Thanks Reg for your effort on this. I'll have to contact them and see what they still have. I found a Woods subframe for my tractor but it appears to be over 1200 dollars and that's not including shipping. I'm sure the ones from the old American Jawa are probably going to be close to that also and that's not counting paying someone to weld up some mounts to make the Taylor-Way adapt to these subframes. So this purchase may have to wait for awhile. I only paid 2500 for the backhoe which still looked like new. I don't have a FEL so I have to find out if these subframes will mount without one. I have the backhoe mounted on my 3 point hitch now and it doesn't drag my tractor around at all even without a FEL. Believe me I know all the warnings about using the 3 point hitch system. I never planed on using the backhoe for stumps or removing large rocks anyway. I do hope to get a subframe but it's going to be awhile at these prices. The only thing I am having problems with is the main boom on the backhoe doesn't seem to have a lot of lifting power. If anyone out there has a Taylor-Way backhoe maybe they can chime in and tell me if theirs is like this.
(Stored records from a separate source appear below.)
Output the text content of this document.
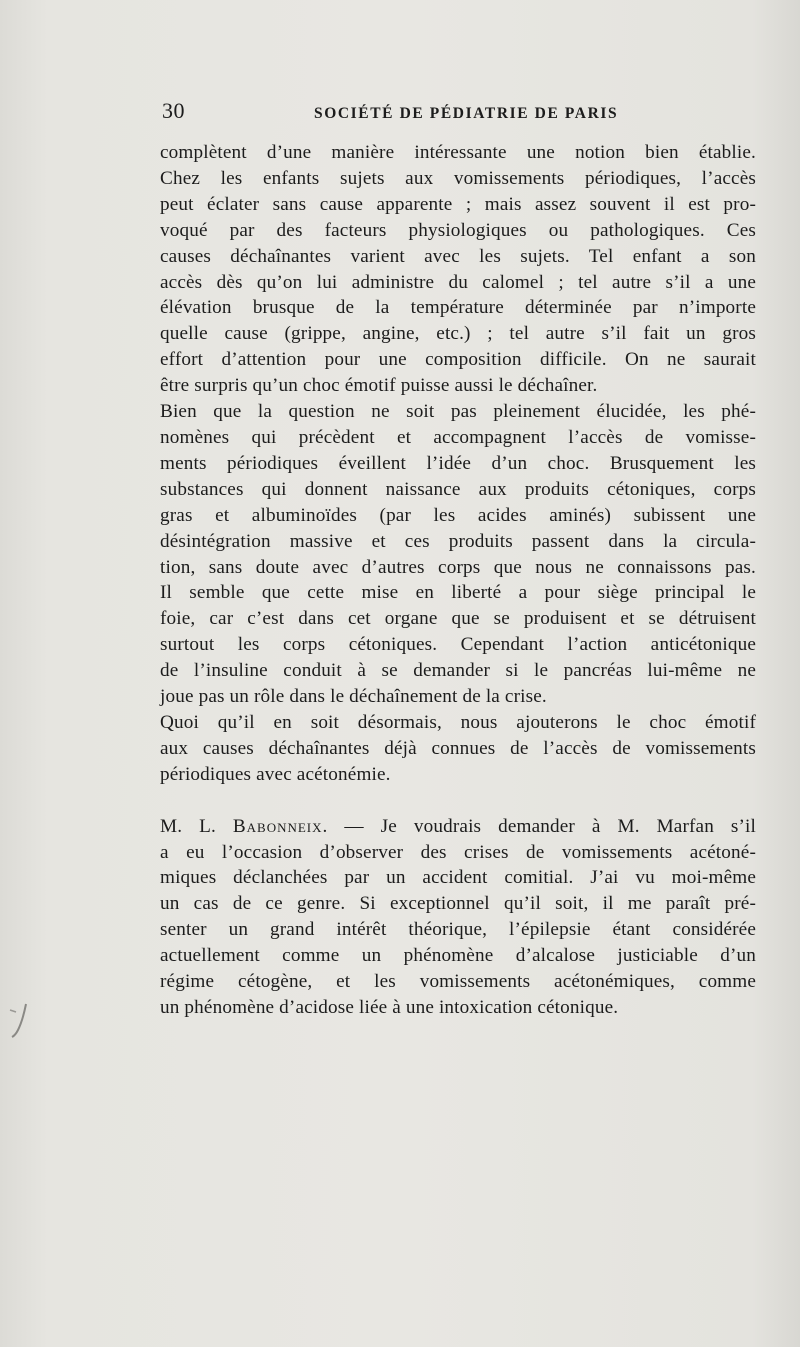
30	SOCIÉTÉ DE PÉDIATRIE DE PARIS

complètent d’une manière intéressante une notion bien établie.

Chez les enfants sujets aux vomissements périodiques, l’accès

peut éclater sans cause apparente ; mais assez souvent il est pro-

voqué par des facteurs physiologiques ou pathologiques. Ces

causes déchaînantes varient avec les sujets. Tel enfant a son

accès dès qu’on lui administre du calomel ; tel autre s’il a une

élévation brusque de la température déterminée par n’importe

quelle cause (grippe, angine, etc.) ; tel autre s’il fait un gros

effort d’attention pour une composition difficile. On ne saurait

être surpris qu’un choc émotif puisse aussi le déchaîner.

Bien que la question ne soit pas pleinement élucidée, les phé-

nomènes qui précèdent et accompagnent l’accès de vomisse-

ments périodiques éveillent l’idée d’un choc. Brusquement les

substances qui donnent naissance aux produits cétoniques, corps

gras et albuminoïdes (par les acides aminés) subissent une

désintégration massive et ces produits passent dans la circula-

tion, sans doute avec d’autres corps que nous ne connaissons pas.

Il semble que cette mise en liberté a pour siège principal le

foie, car c’est dans cet organe que se produisent et se détruisent

surtout les corps cétoniques. Cependant l’action anticétonique

de l’insuline conduit à se demander si le pancréas lui-même ne

joue pas un rôle dans le déchaînement de la crise.

Quoi qu’il en soit désormais, nous ajouterons le choc émotif

aux causes déchaînantes déjà connues de l’accès de vomissements

périodiques avec acétonémie.

M. L. Babonneix. — Je voudrais demander à M. Marfan s’il

a eu l’occasion d’observer des crises de vomissements acétoné-

miques déclanchées par un accident comitial. J’ai vu moi-même

un cas de ce genre. Si exceptionnel qu’il soit, il me paraît pré-

senter un grand intérêt théorique, l’épilepsie étant considérée

actuellement comme un phénomène d’alcalose justiciable d’un

régime cétogène, et les vomissements acétonémiques, comme

un phénomène d’acidose liée à une intoxication cétonique.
Thanks everyone for your replies.
I looked up the Norfolk Place address, it is almost certainly the home of the owner, who I met on one trip and I vaguely remember a comment that he lived very close by.
A 3pt hoe can certainly do a lot of work WITHOUT trashing the tractor.
Don't use the bucket to sweep dirt sideways to fill holes back in like the town guys do with the big excavators (-:
That trick puts a lot of weird side load on a 3pt and (IMO) is the trick most likely to break a 3pt set up.
Don't "walk it around the site" on the boom either, e.g. don't move the rear of the tractor sideways by pressing down on the bucket to lift the rear wheels off the ground and then swing the boom (-:
OK, this trick trumps side swing back filling for dumb stress raisers, not that I haven't done it, just that I have never done it with a 3pt hoe (-:
Hoe work is usually more about SMALL BITES than HUGE FORCE anyway, so just be gentle and don't rush projects - that is when we make mistakes and have accidents.
I think you can still use just about all the straight digging force and curl breakout force of the bucket on a 3pt. set up, just go easy on the swings.
Hmmm, what else ... ?
I guess any PUSHING with the bucket has same/similar effect on 3pt lift arms as backing the tractor with a rear blade - see other topics for tragic stories of what THAT can do )-;
Not saying you can't do some amount of it for back filling, without a loader you will probably have to, just saying (again) take small bites.